Criminal Exposure of Sarbanes-Oxley
April 4, 2008 | Leave a Comment
Section 1107 of SOX imposes several criminal penalties. The penalties include a fine and/or imprisonment for up to 10 years. Section 1107 does NOT create a private cause of action. See In Re Compact Disc Minimum Advertised Antitrust Litigation, MDL No. 1361 (D.Me.Oct. 2, 2006).
Section 1107 provides that:
“whoever knowingly, with the intent to retaliate, takes any action harmful to any person including interference with the lawful employment or livelihood of any person, for providing to a law enforcement officer any truthful information relating to the commission or possible commission of any Federal offense.”
This section of SOX is not limited to publicly traded employers. It appears to apply broadly to both individuals and corporations. The Section prohibits retaliation against persons who provide to a law enforcement officer “any truthful information” relating to the commission or possible commission of “any Federal offense.” Thus the information is not limited to matters involving corporate fraud or accounting abuses but can involve “any Federal crime“.
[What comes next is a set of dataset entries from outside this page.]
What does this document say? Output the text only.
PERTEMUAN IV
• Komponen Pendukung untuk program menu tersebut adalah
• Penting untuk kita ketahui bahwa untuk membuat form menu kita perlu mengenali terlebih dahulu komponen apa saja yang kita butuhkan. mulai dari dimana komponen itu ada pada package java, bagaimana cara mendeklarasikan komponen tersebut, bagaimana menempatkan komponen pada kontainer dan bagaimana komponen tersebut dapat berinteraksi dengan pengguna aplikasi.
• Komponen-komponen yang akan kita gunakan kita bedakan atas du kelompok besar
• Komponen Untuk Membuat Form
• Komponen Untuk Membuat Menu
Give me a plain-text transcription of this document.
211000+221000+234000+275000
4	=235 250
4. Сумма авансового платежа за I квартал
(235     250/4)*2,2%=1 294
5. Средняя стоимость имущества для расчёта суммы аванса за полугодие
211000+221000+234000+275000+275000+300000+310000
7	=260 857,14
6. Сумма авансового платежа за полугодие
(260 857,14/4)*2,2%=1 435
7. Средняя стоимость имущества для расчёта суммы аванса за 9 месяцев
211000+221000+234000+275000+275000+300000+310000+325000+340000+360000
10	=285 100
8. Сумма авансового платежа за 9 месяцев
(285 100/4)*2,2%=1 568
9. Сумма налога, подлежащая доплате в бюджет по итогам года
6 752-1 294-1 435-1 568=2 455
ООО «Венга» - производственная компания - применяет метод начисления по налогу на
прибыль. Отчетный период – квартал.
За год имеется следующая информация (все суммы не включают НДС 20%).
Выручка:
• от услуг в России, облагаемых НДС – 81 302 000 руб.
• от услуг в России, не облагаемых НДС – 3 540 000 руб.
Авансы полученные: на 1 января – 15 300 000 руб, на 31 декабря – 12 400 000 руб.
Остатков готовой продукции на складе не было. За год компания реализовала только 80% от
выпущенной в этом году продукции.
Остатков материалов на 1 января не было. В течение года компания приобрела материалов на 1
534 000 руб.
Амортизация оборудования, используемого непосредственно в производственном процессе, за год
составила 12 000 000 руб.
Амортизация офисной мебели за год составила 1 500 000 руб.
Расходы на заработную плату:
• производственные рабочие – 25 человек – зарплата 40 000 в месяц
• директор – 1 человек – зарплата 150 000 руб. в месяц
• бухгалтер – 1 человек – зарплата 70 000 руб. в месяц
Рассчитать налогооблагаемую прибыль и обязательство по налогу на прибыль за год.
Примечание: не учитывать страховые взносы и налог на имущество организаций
Section 1107 could create “land mines” for employers. For example, a report to a law enforcement official that a co-worker or supervisor engaged in any of the following activities would appear to be protected under this Section: (1) willfully creating dangerous working conditions in violation of OSHA laws; (2) violating one of the multitude of environmental laws; (3) copying or using software with out permission; (4) storing and/or transmitting indecent material via a company computer; or (5) the destruction of documents in response to notice of a governmental investigation.
Another concern for employers should be the risk of defending both a civil proceeding and a criminal proceeding under the Act, with a potential early communication to OSHA being the employer’s first required statement on the matter. The substantial resources required to defend against both proceedings simultaneously could result be a drain on the employer’s assets.
The final concern resulting from Section 1107 is the location of its codification at 18 U.S.C. § 1513(e). This section is specifically listed within the definition “racketeering activity” under the Racketeer Influenced and Corrupt Organizations Act (“RICO”). The result of this is that Section 1107 will likely be a basis for asserting civil RICO claims in a whistleblower case.